Mythgard and Chess-An Unusual (but fair) Comparison



Hey Mythgardians koolkat here, and like many people in the strategy game community, I’ve always been enamored with the idea of chess. I never actually got around to learning it until Pogchamps, a tournament with many prominent content creators over the course of a few months to show how they improve their play. This tournament brought a ton of eyes to the game, mine included. I never actually got around to learning it until last month or so, and I must say, the things I’ve learned in Chess have helped me IMMENSELY in Mythgard, and they will likely help you as well!


1) Think About Your Opponent’s Game Plan

What deck style is your opponent playing? Are they playing a deck like YP aggro, where if they don’t have a minion on board, they’re basically useless? Or are they playing a deck like YG that wants to stack spells in the boneyard?


Being able to recognize your opponent‘s game plan and understand who can execute their win condition first is an extremely important skill in both Mythgard and Chess. This is also described at length in the classic Magic the Gathering article, Who’s the Beatdown? which should be required reading for all strategy game players.


2) Know the Value of Your Pieces

In chess, a bishop is typically worth about 3 pawns, but a bishop that is blocked in isn’t worth much since it’s far from being an active piece on the board. In Mythgard, your Armageddon Angel isn’t worth much while you’re ahead, or while your opponent only has warded minions, or minions with detrimental demise effects. Even though it’s commonly regarded as one of the best cards in the game, sometimes it’s far from it!


Situational understanding of the value of your cards is key to finding the correct lines of play over one turn, or even multiple turn lines. This idea is how you know what cards to burn or keep, what cards to play or hold, and what cards to recur or divination. This idea is key for reading your opponent as well. Should you Sapo the opponent’s Terragon? Or should you deal with it another way and hold your Sapo for Koxinga or Armageddon Angel? You can improve these skills with practice, or by watching Mythgard content with an intent to improve.


3) Learn Your Opening and Stick to it!

This is one thing that I have trouble with myself, but this season I stuck with 3 main decks for ladder and I ranked higher than I ever have before because my understanding of the decks and matchups are much deeper than I’ve had in the past.
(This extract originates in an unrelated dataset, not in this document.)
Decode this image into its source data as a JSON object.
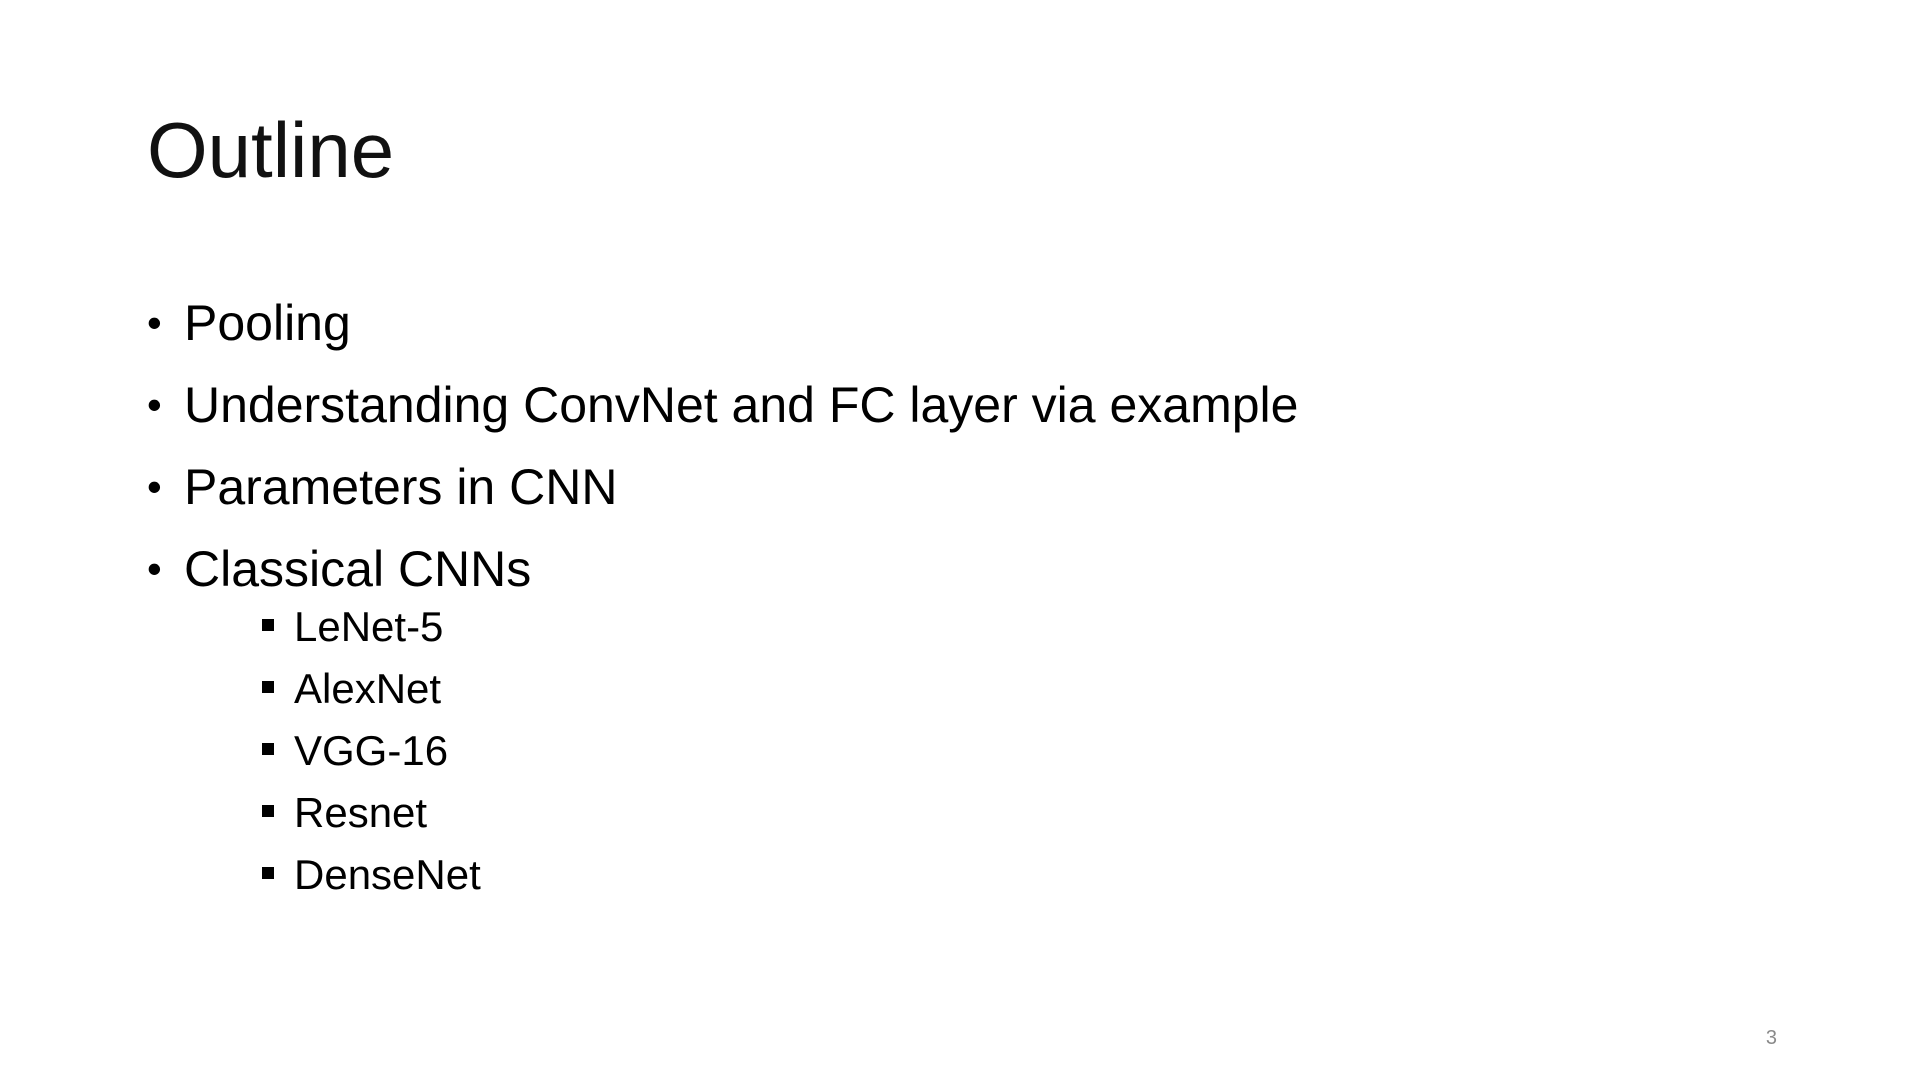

Take my RG list for example. At the end of the season, I was 45-15 with this list for a total of 60 games with the deck. My other 2 focuses were Aether’s GP Seasons, and multiple iterations of trying to make Vampires work (I may have found a solid build that I am currently 14-4 with!). Taking the time to learn the ins and outs of your deck, tech choices, matchups, and burn patterns of your decks are going to be instrumental to your success.


4) Learn Your End Games

Know when to switch up from board control to burn and vice versa. I’ve lost many games that I could have won simply because I was too focused on controlling the opponent’s board state than developing my own. I’ve also lost many games because I was too focused on getting that last bit of damage in instead of removing a minion or two.

Remember the beatdown idea? Turns out, the beatdown can change mid game, sometimes even multiple times! It’s worth taking the extra time on your turn to assess the board state to recognize who has initiative, and who is really in control of the game.


5) Learn From Your Losses

This is much easier in chess than Mythgard. There is no Mythgard engine that will point out your bad plays and give you better ones (outside of replay reviews from top level players!). It’s still important to take away at least one lesson from your loss, and more importantl, actually implement what you learned in your future games!


While you’re starting out, it could be as simple as learning to play around sweepers or big swing turns. When you progress, it’ll be deeper, like learning specific burn patterns for your decks. For example, in the RG list posted above, you always want RG on turn 2, and RRG on turn 3. This is a more obvious one since all of your active 3 drops are 3RR, and most of your active 2 drops are 2R or 2G.


Conclusion

While the comparisons berween chess and Mythgard may seem unapparent, you can use many many things that you learn in chess in many other strategy games! Hopefully you learned something here, and thank you much for reading!